Violet only ever saw them through the car window as they drove away after dropping me off from a quiet dinner, where they asked me nothing about my life.

“I’ve sent every call to voicemail, but she never leaves a message.

I figure whatever it is can’t be that important—she has a solicitor for things like that. ”

“Well, Yelena couldn’t be bothered to talk to you when you lived an hour from each other.

” Violet’s voice is full of the same indignation I feel when the caller ID pops up with Mum’s name.
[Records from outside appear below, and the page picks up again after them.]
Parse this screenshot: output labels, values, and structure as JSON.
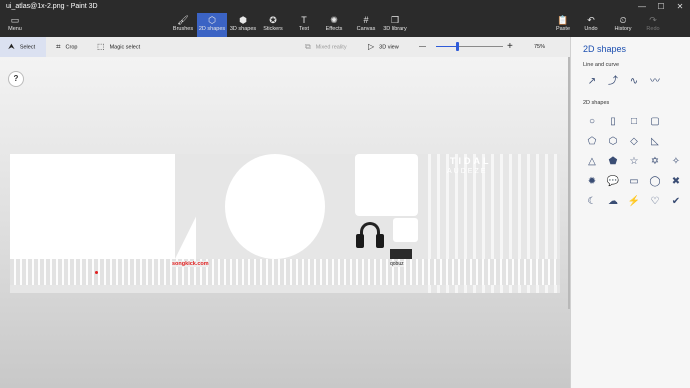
{
  "window": {
    "title": "ui_atlas@1x-2.png - Paint 3D",
    "minimize": "—",
    "maximize": "☐",
    "close": "✕"
  },
  "ribbon": {
    "menu": "Menu",
    "tabs": [
      {
        "label": "Brushes",
        "icon": "🖌"
      },
      {
        "label": "2D shapes",
        "icon": "⬡"
      },
      {
        "label": "3D shapes",
        "icon": "⬢"
      },
      {
        "label": "Stickers",
        "icon": "✪"
      },
      {
        "label": "Text",
        "icon": "T"
      },
      {
        "label": "Effects",
        "icon": "✺"
      },
      {
        "label": "Canvas",
        "icon": "#"
      },
      {
        "label": "3D library",
        "icon": "❒"
      }
    ],
    "actions": [
      {
        "label": "Paste",
        "icon": "📋"
      },
      {
        "label": "Undo",
        "icon": "↶"
      },
      {
        "label": "History",
        "icon": "⏲"
      },
      {
        "label": "Redo",
        "icon": "↷"
      }
    ]
  },
  "toolbar": {
    "select": "Select",
    "crop": "Crop",
    "magic_select": "Magic select",
    "mixed_reality": "Mixed reality",
    "view_3d": "3D view",
    "minus": "—",
    "plus": "+",
    "zoom": "75%"
  },
  "canvas": {
    "help": "?",
    "brand_tidal": "TIDAL",
    "brand_audeze": "AUDEZE",
    "brand_songkick": "songkick.com",
    "brand_qobuz": "qobuz"
  },
  "panel": {
    "title": "2D shapes",
    "line_section": "Line and curve",
    "shape_section": "2D shapes",
    "lines": [
      "↗",
      "⤴",
      "∿",
      "〰"
    ],
    "shapes": [
      "○",
      "▯",
      "□",
      "▢",
      "⬠",
      "⬡",
      "◇",
      "◺",
      "△",
      "⬟",
      "☆",
      "✡",
      "✧",
      "✹",
      "💬",
      "▭",
      "◯",
      "✖",
      "✔",
      "☾",
      "☁",
      "⚡",
      "♡"
    ]
  }
}
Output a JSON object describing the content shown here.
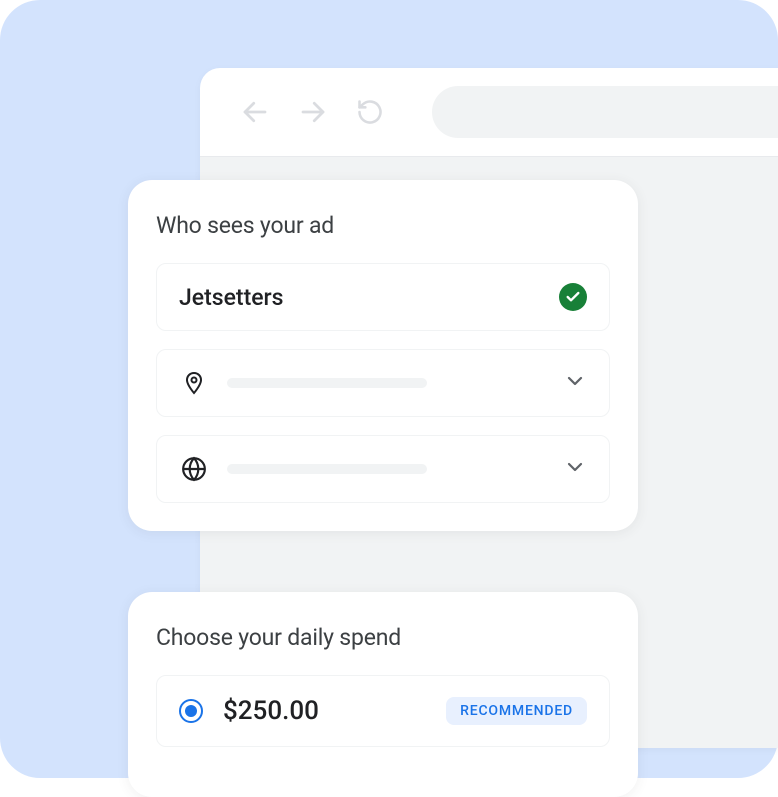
{
  "audience": {
    "title": "Who sees your ad",
    "selected_segment": "Jetsetters"
  },
  "spend": {
    "title": "Choose your daily spend",
    "amount": "$250.00",
    "badge": "RECOMMENDED"
  },
  "colors": {
    "backdrop": "#d3e3fd",
    "accent": "#1a73e8",
    "success": "#188038"
  }
}
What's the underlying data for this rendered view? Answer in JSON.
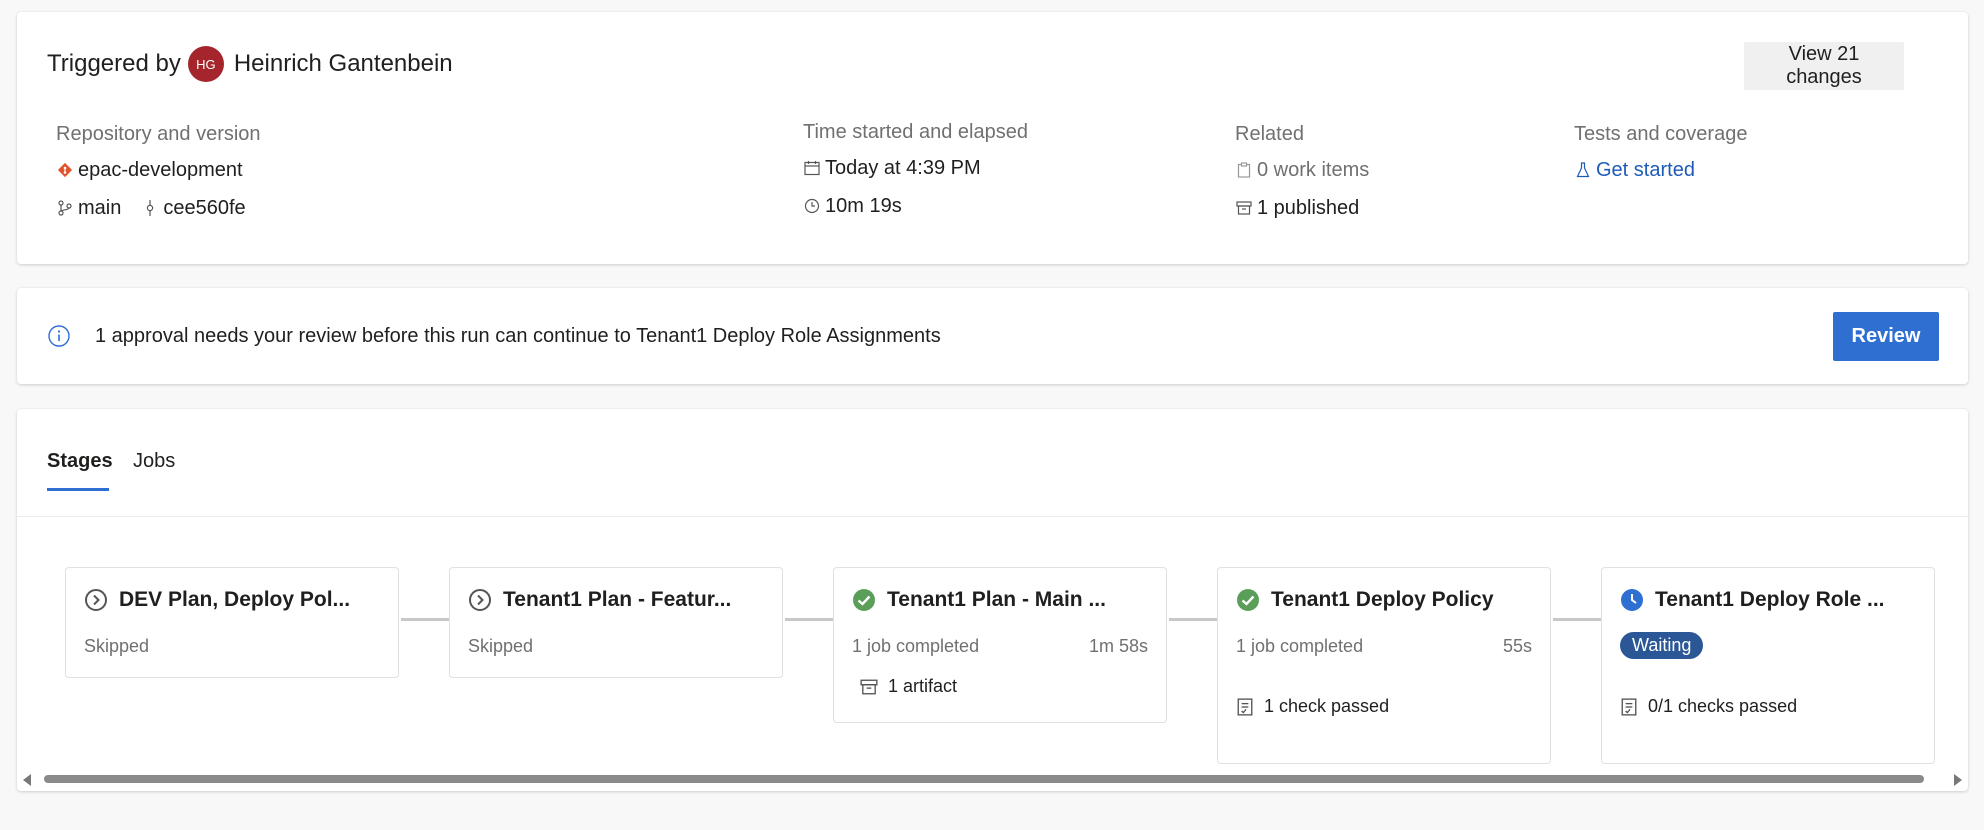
{
  "summary": {
    "triggered_by_label": "Triggered by",
    "user_initials": "HG",
    "user_name": "Heinrich Gantenbein",
    "view_changes_label": "View 21 changes",
    "repository": {
      "header": "Repository and version",
      "repo_name": "epac-development",
      "branch": "main",
      "commit": "cee560fe"
    },
    "time": {
      "header": "Time started and elapsed",
      "started": "Today at 4:39 PM",
      "elapsed": "10m 19s"
    },
    "related": {
      "header": "Related",
      "work_items": "0 work items",
      "published": "1 published"
    },
    "tests": {
      "header": "Tests and coverage",
      "link": "Get started"
    }
  },
  "banner": {
    "message": "1 approval needs your review before this run can continue to Tenant1 Deploy Role Assignments",
    "review_label": "Review"
  },
  "tabs": {
    "stages": "Stages",
    "jobs": "Jobs"
  },
  "stages": [
    {
      "name": "DEV Plan, Deploy Pol...",
      "status": "skipped",
      "subtitle": "Skipped"
    },
    {
      "name": "Tenant1 Plan - Featur...",
      "status": "skipped",
      "subtitle": "Skipped"
    },
    {
      "name": "Tenant1 Plan - Main ...",
      "status": "succeeded",
      "subtitle": "1 job completed",
      "duration": "1m 58s",
      "detail": "1 artifact"
    },
    {
      "name": "Tenant1 Deploy Policy",
      "status": "succeeded",
      "subtitle": "1 job completed",
      "duration": "55s",
      "detail": "1 check passed"
    },
    {
      "name": "Tenant1 Deploy Role ...",
      "status": "waiting",
      "badge": "Waiting",
      "detail": "0/1 checks passed"
    }
  ],
  "colors": {
    "accent": "#2e6fd1",
    "success": "#5a9e5a",
    "waiting": "#2b5797",
    "avatar": "#a4262c",
    "git": "#e0532b"
  }
}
“I can’t possibly understand why moving an ocean away would suddenly prompt her pathetic excuse for maternal instinct.

” Violet pulls away, looking at me with wide eyes. “Sorry, that was kind of mean.”

“Doesn’t make it less true,” I soothe. “Anyway, I bring it up because, as much as I want Nicky—as much as I like him—I need to make sure it isn’t just because he’s there.

Or I’m there. I’ve only had the example of relationships being convenient, not desired, and I’m embracing the fact that I deserve more than an office fuck.

No matter how proportional the dick is.”

We dissolve into giggles, but Violet wraps her arm around mine and pulls me as close to her as she can with the pillow barrier.

On the television, the third period starts.

The camera zooms in on Nicky, settling into his goal.

Even behind his mask and under his gear, his trademark seriousness shines through.

He’s focused as he leans over to each goalpost for a moment, then slides his skates into the freshly coated ice, creating little piles of shavings. I reach for my phone on the side table.

“What’s up?” Violet asks as I jostle her with my movements. I finish typing in the reminder and relax to watch the rest of the game.

“Just making a note to ask Nicky about what he does before the game starts in his interview with Andy this week.” I gesture to the screen.